The authorities, the aid workers, the other journalists, everyone else is gone. A week after Russia launched its full-scale invasion of Ukraine in February 2022, Associated Press video journalist Mstislav Chernov was still in the port city of Mariupol and saw a white “Z” on his face. I watched from the upper floors of the hospital as the painted tanks were pulled sideways. Bitter black smoke continued to rise from the husk-covered housing block a short distance away. There was no way out. Mariupol was now besieged. Chernov kept rolling the camera.

20 Days in Mariupol is a relentless and truly important documentary, taking us to Russia’s first ferocious siege of Mirai, Srebrenica, Aleppo and Mariupol, the cities that have become synonymous with the inhumanity of this war. Get involved. The Associated Press reporters were the last international news reporters in the city, with pregnant women fleeing bombed-out maternity hospitals, the elderly and others fleeing through boiling snow to get fresh water, and dead children. The newly dug trenches were recorded for three weeks. rest. The report earned Chernov, along with colleagues Evgeny Malloretka, Vasilisa Stepanenko and Lori Hinant, the Pulitzer Prize for Public Service Achievement this year, but internet connections weren’t sparse in the city. Chernoff was only able to send a small portion of the footage during the interview. Siege. It all becomes clear in 20 Days in Mariupol. There, the fight for survival in southeastern Ukraine intertwines with the struggle to tell the world what’s going on.

This movie is, and should be, very difficult to watch, but the episodic structure makes it somewhat bearable. He appears one at a time, from day 1 to his 20th, from the first bomb until the team escapes safely. On the morning of February 24, Chernov and his colleagues headed to Mariupol, a city of 500,000 on the Sea of ​​Azov, in front of a Ukrainian military base where anti-aircraft systems were burning, Russia’s first target, to prepare their way. drive through the of their fighters. Many residents suspected the violence would reach Mariupol, and the evacuation train left the city half-empty. Now we follow them into makeshift shelters like cold basements and CrossFit gyms. “I don’t want to die,” says one boy. “I wish it all ended sooner.”

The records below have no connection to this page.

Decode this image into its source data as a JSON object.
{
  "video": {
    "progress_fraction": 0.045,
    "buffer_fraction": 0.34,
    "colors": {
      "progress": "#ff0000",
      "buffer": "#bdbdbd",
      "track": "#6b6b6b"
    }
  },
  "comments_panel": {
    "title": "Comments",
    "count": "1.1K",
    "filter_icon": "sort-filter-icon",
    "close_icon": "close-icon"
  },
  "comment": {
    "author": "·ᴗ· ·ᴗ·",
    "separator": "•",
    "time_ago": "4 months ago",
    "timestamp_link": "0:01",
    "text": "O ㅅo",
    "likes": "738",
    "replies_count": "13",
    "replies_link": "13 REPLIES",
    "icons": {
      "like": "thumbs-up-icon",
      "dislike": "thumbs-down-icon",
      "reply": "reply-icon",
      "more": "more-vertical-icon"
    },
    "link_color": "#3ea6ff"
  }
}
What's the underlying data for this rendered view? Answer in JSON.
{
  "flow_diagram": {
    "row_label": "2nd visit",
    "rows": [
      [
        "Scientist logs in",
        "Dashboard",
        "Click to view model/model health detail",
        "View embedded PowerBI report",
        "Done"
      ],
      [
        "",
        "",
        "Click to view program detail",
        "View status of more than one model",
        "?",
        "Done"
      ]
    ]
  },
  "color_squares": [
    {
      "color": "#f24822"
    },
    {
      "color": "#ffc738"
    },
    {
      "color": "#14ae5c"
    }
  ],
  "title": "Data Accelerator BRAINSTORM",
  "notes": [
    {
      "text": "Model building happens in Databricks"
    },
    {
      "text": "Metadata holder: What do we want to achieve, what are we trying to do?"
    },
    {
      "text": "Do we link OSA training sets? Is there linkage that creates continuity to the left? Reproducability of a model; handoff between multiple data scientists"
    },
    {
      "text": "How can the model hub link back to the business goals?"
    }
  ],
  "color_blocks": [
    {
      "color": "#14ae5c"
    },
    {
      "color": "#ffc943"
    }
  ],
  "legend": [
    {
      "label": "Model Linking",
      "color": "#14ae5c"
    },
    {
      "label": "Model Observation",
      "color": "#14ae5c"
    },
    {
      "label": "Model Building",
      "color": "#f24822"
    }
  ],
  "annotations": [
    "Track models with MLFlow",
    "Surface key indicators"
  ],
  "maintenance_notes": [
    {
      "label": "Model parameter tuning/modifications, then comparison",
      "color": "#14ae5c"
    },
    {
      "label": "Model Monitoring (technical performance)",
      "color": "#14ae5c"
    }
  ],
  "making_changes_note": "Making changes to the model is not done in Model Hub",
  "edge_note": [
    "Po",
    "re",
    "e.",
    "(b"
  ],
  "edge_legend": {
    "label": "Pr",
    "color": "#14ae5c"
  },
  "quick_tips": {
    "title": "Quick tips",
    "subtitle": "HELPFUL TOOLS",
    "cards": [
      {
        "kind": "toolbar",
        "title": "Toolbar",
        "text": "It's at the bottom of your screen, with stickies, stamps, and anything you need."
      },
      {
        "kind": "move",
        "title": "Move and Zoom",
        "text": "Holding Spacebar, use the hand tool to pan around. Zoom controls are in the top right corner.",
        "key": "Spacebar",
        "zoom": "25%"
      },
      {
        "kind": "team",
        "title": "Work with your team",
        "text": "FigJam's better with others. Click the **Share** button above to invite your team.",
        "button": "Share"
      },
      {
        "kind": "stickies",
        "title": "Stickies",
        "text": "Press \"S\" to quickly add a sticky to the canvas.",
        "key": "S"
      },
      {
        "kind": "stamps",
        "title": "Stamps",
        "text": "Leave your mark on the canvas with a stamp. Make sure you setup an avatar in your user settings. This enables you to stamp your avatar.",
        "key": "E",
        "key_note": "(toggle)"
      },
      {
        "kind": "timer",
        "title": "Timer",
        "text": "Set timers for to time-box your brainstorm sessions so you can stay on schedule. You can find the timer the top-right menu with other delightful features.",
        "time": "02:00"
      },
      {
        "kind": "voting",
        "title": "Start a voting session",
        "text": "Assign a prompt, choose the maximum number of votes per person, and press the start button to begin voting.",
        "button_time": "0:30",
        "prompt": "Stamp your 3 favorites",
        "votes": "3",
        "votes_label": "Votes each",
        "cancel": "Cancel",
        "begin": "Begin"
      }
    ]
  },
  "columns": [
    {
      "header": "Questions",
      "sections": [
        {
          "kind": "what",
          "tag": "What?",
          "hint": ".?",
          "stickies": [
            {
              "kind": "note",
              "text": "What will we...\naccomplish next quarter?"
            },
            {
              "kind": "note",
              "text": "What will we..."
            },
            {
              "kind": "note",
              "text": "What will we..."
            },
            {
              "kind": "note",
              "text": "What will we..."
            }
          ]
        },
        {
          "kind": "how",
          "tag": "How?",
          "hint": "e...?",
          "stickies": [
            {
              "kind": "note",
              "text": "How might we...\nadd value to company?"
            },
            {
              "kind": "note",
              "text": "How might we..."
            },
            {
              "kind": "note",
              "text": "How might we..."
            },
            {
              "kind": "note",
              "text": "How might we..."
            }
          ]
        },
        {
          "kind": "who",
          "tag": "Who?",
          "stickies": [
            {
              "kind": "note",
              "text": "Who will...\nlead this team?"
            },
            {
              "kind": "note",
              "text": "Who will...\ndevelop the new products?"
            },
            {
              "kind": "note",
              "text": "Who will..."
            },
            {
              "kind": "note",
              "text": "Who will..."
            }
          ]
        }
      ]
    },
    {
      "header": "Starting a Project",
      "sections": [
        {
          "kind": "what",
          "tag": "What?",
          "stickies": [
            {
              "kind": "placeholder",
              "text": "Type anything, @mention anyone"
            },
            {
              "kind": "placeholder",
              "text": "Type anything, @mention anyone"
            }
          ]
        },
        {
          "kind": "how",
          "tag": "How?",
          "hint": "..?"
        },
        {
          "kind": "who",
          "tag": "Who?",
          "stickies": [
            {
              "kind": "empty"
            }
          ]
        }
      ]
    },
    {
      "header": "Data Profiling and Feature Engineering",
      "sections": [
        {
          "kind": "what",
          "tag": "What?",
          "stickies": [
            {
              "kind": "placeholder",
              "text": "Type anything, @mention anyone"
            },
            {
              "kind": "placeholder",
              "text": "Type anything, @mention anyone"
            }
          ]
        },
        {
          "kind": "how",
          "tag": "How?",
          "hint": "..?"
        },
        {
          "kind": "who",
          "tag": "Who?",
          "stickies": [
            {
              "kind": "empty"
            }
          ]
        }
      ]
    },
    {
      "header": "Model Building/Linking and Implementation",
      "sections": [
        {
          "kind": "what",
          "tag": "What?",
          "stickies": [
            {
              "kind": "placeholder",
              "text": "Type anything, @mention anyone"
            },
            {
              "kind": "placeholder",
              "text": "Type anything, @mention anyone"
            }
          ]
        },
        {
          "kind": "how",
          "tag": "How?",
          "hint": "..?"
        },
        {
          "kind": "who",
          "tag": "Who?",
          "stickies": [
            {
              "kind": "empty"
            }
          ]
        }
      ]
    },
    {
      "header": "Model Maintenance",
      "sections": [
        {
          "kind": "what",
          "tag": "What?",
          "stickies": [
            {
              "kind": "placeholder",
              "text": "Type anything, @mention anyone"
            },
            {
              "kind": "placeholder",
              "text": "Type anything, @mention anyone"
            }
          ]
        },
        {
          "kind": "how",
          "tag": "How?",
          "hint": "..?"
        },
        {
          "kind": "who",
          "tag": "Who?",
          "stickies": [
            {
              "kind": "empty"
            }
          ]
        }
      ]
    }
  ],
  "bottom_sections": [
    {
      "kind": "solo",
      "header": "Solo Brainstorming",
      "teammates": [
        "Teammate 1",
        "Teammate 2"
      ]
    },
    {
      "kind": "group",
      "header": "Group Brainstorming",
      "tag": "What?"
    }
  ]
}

But on the fourth day, fighter jets flew overhead, and Chernov is stationed in one of Mariupol’s remaining open hospitals, about a mile from the front line on the edge of Mariupol city. An ambulance arrived and he was there when paramedics gave CPR to a four-year-old girl named Evangelina who had been badly injured after a Russian artillery shell landed near her home. Her doctors rush her to her rudimentary emergency room, where she unsuccessfully attempts to resuscitate her and her blood pools on her floor. (Chernov’s face is blurred here, but the Associated Press released the uncensored image at the time.) “Keep filming,” insists the attending physician—and a minute later, on MSNBC, in grainy replay. You can see the same footage of the doctors inside. Broadcast and his ITV news in the UK.